Será bem cedo pela manhã, junto com as portas de loja que se enrolarão para cima e as cadeiras de bar que voltarão do topo das mesas para baixo, enquanto o aroma de café ganhará a rua, no mesmo passo dos madrugadores a caminho do trabalho.
Cercado por notícias de balas perdidas, mas também por drops de hortelã e revistas sobre decoração de chinelos, imagino sua gentil figura soterrada por todos os exemplares que o faço acumular semanalmente. Uma pilha que, em outros tempos, talvez fosse medida pela equivalência a andares de um prédio, não estivessem os jornais cada vez mais finos.
Aliás, antes de começar minha carreira em televisão, é fato que busquei emprego em jornal. Quer dizer: numa banca de jornal, tão logo fui alfabetizada. Fiz exigências, verdade, apenas meu salário em palavras cruzadas nível picolé. O jornaleiro da época achou de bom-tom não explorar minha mão de obra infantil, mas me deixou cumprir horas extras depois da escola, lendo de graça tudo que chegava da Mônica e da Luluzinha.
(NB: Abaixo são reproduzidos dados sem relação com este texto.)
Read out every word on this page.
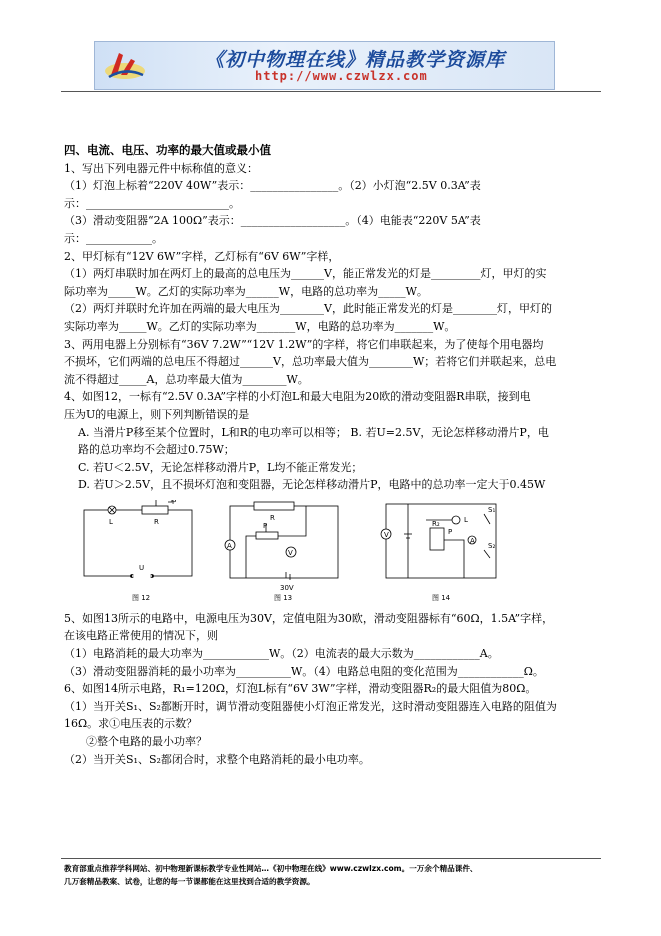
《初中物理在线》精品教学资源库
http://www.czwlzx.com

四、电流、电压、功率的最大值或最小值

1、写出下列电器元件中标称值的意义：

（1）灯泡上标着“220V 40W”表示：________________。（2）小灯泡“2.5V 0.3A”表

示：__________________________。

（3）滑动变阻器“2A 100Ω”表示：___________________。（4）电能表“220V 5A”表

示：____________。

2、甲灯标有“12V 6W”字样，乙灯标有“6V 6W”字样，

（1）两灯串联时加在两灯上的最高的总电压为______V，能正常发光的灯是_________灯，甲灯的实

际功率为_____W。乙灯的实际功率为______W，电路的总功率为_____W。

（2）两灯并联时允许加在两端的最大电压为________V，此时能正常发光的灯是________灯，甲灯的

实际功率为_____W。乙灯的实际功率为_______W，电路的总功率为_______W。

3、两用电器上分别标有“36V 7.2W”“12V 1.2W”的字样，将它们串联起来，为了使每个用电器均

不损坏，它们两端的总电压不得超过______V，总功率最大值为________W；若将它们并联起来，总电

流不得超过_____A，总功率最大值为________W。

4、如图12，一标有“2.5V 0.3A”字样的小灯泡L和最大电阻为20欧的滑动变阻器R串联，接到电

压为U的电源上，则下列判断错误的是

A. 当滑片P移至某个位置时，L和R的电功率可以相等； B. 若U=2.5V，无论怎样移动滑片P，电

路的总功率均不会超过0.75W；

C. 若U＜2.5V，无论怎样移动滑片P，L均不能正常发光；

D. 若U＞2.5V，且不损坏灯泡和变阻器，无论怎样移动滑片P，电路中的总功率一定大于0.45W

L
P
R
U
图 12
R
P
A
V
30V
图 13
L
S₁
R₂
P
S₂
A
V
图 14

5、如图13所示的电路中，电源电压为30V，定值电阻为30欧，滑动变阻器标有“60Ω，1.5A”字样，

在该电路正常使用的情况下，则

（1）电路消耗的最大功率为____________W。（2）电流表的最大示数为____________A。

（3）滑动变阻器消耗的最小功率为__________W。（4）电路总电阻的变化范围为____________Ω。

6、如图14所示电路，R₁=120Ω，灯泡L标有“6V 3W”字样，滑动变阻器R₂的最大阻值为80Ω。

（1）当开关S₁、S₂都断开时，调节滑动变阻器使小灯泡正常发光，这时滑动变阻器连入电路的阻值为

16Ω。求①电压表的示数？

②整个电路的最小功率？

（2）当开关S₁、S₂都闭合时，求整个电路消耗的最小电功率。

教育部重点推荐学科网站、初中物理新课标教学专业性网站…《初中物理在线》www.czwlzx.com。一万余个精品课件、

几万套精品教案、试卷，让您的每一节课都能在这里找到合适的教学资源。
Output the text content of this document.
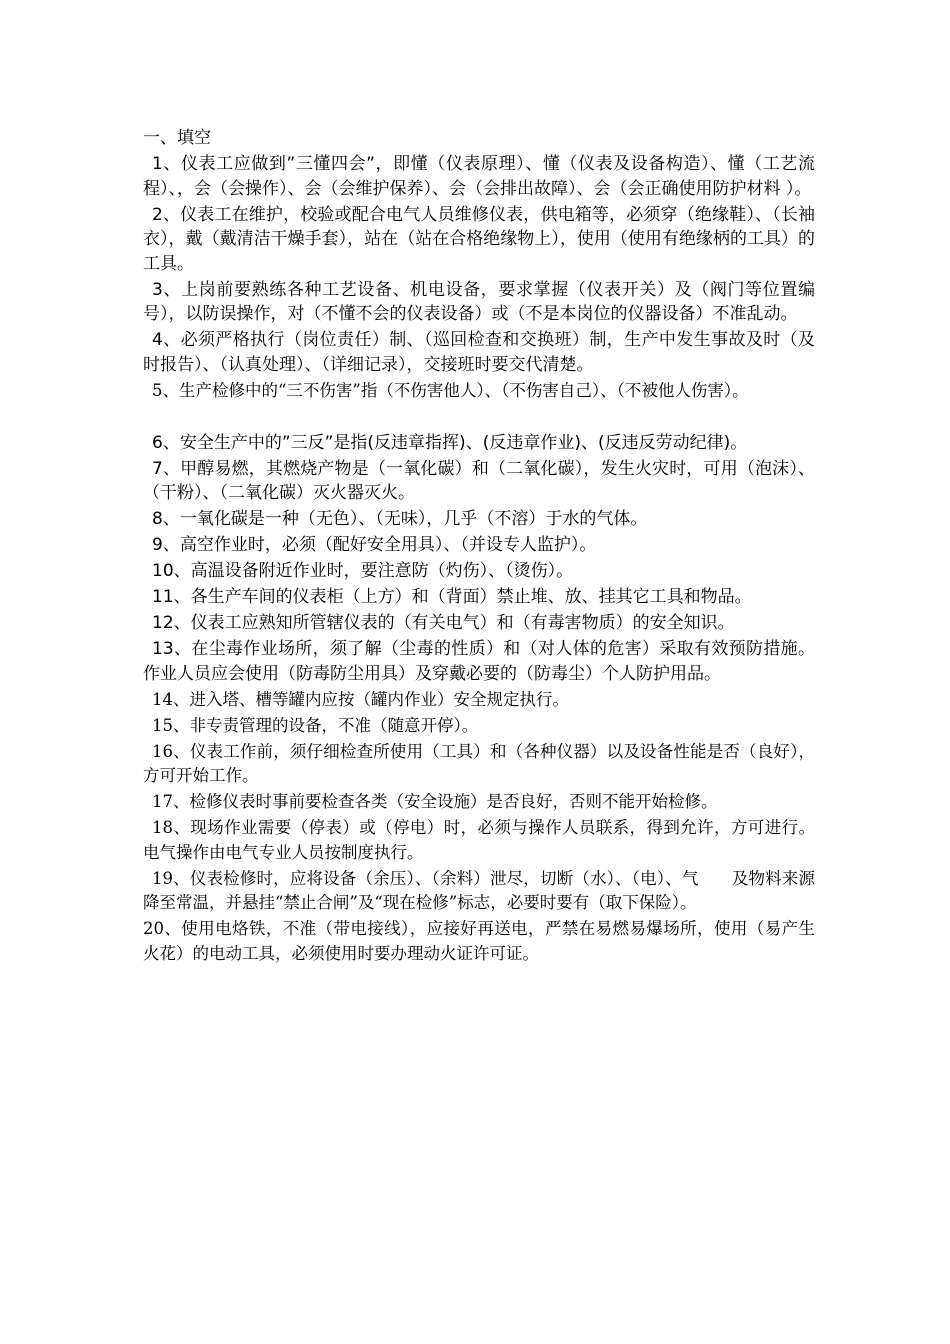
一、填空

1、仪表工应做到”三懂四会”，即懂（仪表原理）、懂（仪表及设备构造）、懂（工艺流程）、，会（会操作）、会（会维护保养）、会（会排出故障）、会（会正确使用防护材料 ）。

2、仪表工在维护，校验或配合电气人员维修仪表，供电箱等，必须穿（绝缘鞋）、（长袖衣），戴（戴清洁干燥手套），站在（站在合格绝缘物上），使用（使用有绝缘柄的工具）的工具。

3、上岗前要熟练各种工艺设备、机电设备，要求掌握（仪表开关）及（阀门等位置编号），以防误操作，对（不懂不会的仪表设备）或（不是本岗位的仪器设备）不准乱动。

4、必须严格执行（岗位责任）制、（巡回检查和交换班）制，生产中发生事故及时（及时报告）、（认真处理）、（详细记录），交接班时要交代清楚。

5、生产检修中的“三不伤害”指（不伤害他人）、（不伤害自己）、（不被他人伤害）。

6、安全生产中的”三反”是指(反违章指挥)、(反违章作业)、(反违反劳动纪律)。

7、甲醇易燃，其燃烧产物是（一氧化碳）和（二氧化碳），发生火灾时，可用（泡沫）、（干粉）、（二氧化碳）灭火器灭火。

8、一氧化碳是一种（无色）、（无味），几乎（不溶）于水的气体。

9、高空作业时，必须（配好安全用具）、（并设专人监护）。

10、高温设备附近作业时，要注意防（灼伤）、（烫伤）。

11、各生产车间的仪表柜（上方）和（背面）禁止堆、放、挂其它工具和物品。

12、仪表工应熟知所管辖仪表的（有关电气）和（有毒害物质）的安全知识。

13、在尘毒作业场所，须了解（尘毒的性质）和（对人体的危害）采取有效预防措施。作业人员应会使用（防毒防尘用具）及穿戴必要的（防毒尘）个人防护用品。

14、进入塔、槽等罐内应按（罐内作业）安全规定执行。

15、非专责管理的设备，不准（随意开停）。

16、仪表工作前，须仔细检查所使用（工具）和（各种仪器）以及设备性能是否（良好），方可开始工作。

17、检修仪表时事前要检查各类（安全设施）是否良好，否则不能开始检修。

18、现场作业需要（停表）或（停电）时，必须与操作人员联系，得到允许，方可进行。电气操作由电气专业人员按制度执行。

19、仪表检修时，应将设备（余压）、（余料）泄尽，切断（水）、（电）、气　　及物料来源降至常温，并悬挂“禁止合闸”及“现在检修”标志，必要时要有（取下保险）。

20、使用电烙铁，不准（带电接线），应接好再送电，严禁在易燃易爆场所，使用（易产生火花）的电动工具，必须使用时要办理动火证许可证。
Na minha casa, proverbialmente falando, jornal nunca embrulhou peixe, mas servia para limpar os vidros da janela com álcool e confundir alguns parentes. Tanto que, quando chegou a hora do vamos
ver, perguntaram se eu havia passado na universidade para ser jornaleira. "Jornalista, vó".
Para minha mãe, ambas as ocupações eram gloriosas, pois nada lhe dava mais prazer do que comprar e maratonar todas as letrinhas, do expediente aos classificados. "Inclusive, você bem que podia ser cronista, né? Eu ia achar bonito ver essas coisas aí, que você pensa, no papel..." Combinado, mãe. Estou fazendo o melhor que posso.
Por hoje, a passadinha é no Seu Michele. Com quem troco não apenas comprovantes de Pix, mas aprazíveis fiapos de conversa sobre rainhas do rádio, sua filha cantora e a família imigrante da Calábria —além de bilhetes, numa lindíssima caligrafia, comunicando que meu saldo está em dia.
Portanto, da jornalista ao jornaleiro, em edição extraordinária, mas com iguais carinho e gratidão, desejo feliz Ano-Novo a todos nós. E assim: sempre na mesma página.